We studied the development of liver tumors in male HBx gene transgenic mice. Of two lineages studied, in the lineage with the lowest HBx gene expression liver tumors developed only in an incidence comparable with that in normal CD-1 strain, whereas 84% of male mice with a high level of the HBx gene product succumbed to liver neoplasia, indicating that continued HBx gene expression higher than a certain threshold level may be necessary for the development of hepatic neoplasia. Sixty-five mice from a lineage with a high level of HBx expression were then followed throughout their 24-mo lifespan. The livers of transgenic mice showed foci of cellular alteration with cytoplasmic vacuolations around the central veins from the age of 2 mo, but these foci did not expand progressively by the age of 12 mo. Immunostaining demonstrated such hepatocytes had higher expression of HBx protein than surrounding cells.
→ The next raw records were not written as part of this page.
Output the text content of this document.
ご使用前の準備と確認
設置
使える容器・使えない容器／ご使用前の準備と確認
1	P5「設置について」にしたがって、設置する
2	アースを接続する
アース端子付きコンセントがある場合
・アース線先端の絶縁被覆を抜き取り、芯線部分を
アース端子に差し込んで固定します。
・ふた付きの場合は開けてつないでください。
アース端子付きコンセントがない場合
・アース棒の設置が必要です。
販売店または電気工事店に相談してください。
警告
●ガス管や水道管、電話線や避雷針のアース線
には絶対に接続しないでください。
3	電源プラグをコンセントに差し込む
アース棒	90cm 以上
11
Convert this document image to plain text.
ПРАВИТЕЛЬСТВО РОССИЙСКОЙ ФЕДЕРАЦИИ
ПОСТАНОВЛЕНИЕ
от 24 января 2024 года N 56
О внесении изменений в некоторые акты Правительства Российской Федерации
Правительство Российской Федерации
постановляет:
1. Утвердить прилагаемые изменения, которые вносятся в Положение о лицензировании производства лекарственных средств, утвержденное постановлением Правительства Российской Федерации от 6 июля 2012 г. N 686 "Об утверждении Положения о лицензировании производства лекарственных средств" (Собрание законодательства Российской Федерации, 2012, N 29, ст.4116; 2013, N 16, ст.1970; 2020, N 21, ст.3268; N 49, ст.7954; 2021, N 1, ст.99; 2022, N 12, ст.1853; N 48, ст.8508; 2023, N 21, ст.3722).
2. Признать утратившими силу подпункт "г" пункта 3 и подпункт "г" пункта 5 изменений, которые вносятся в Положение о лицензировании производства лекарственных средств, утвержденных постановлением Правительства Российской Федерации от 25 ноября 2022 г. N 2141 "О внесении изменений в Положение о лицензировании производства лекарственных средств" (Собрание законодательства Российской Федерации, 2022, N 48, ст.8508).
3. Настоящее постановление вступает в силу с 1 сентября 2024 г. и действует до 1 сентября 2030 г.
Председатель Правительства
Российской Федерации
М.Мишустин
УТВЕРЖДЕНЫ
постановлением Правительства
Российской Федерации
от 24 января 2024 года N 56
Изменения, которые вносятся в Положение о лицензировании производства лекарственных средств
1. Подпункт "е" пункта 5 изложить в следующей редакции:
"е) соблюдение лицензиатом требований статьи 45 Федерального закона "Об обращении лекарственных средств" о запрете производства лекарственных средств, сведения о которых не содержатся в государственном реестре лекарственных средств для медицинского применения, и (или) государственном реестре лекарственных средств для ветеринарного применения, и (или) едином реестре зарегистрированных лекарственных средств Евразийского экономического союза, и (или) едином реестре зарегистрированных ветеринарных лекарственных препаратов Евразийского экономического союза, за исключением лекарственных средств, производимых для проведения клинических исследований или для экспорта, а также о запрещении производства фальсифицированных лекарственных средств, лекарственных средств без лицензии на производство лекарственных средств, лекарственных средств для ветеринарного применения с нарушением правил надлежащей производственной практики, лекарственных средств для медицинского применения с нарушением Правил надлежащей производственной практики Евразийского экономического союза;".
Neoplastic lesions including liver cell adenomas and hepatocellular carcinomas developed from the age of 13 mo. By bromodeoxyuridine labeling analysis, hepatocytes in altered foci were found to have increased DNA synthesis, whereas no labeling was observed in age- and sex-matched nontransgenic littermate controls. Furthermore, DNA content analysis revealed the existence of several small aneuploid peaks in the transgenic liver before the age of tumor development. These results suggest that the continued expression of HBx gene may initiate a complex process to hepatocellular carcinoma by inducing DNA synthesis and placing large numbers of hepatocytes subjective to secondary events for transformation. (HEPATOLOGY 1994;19:810–819.)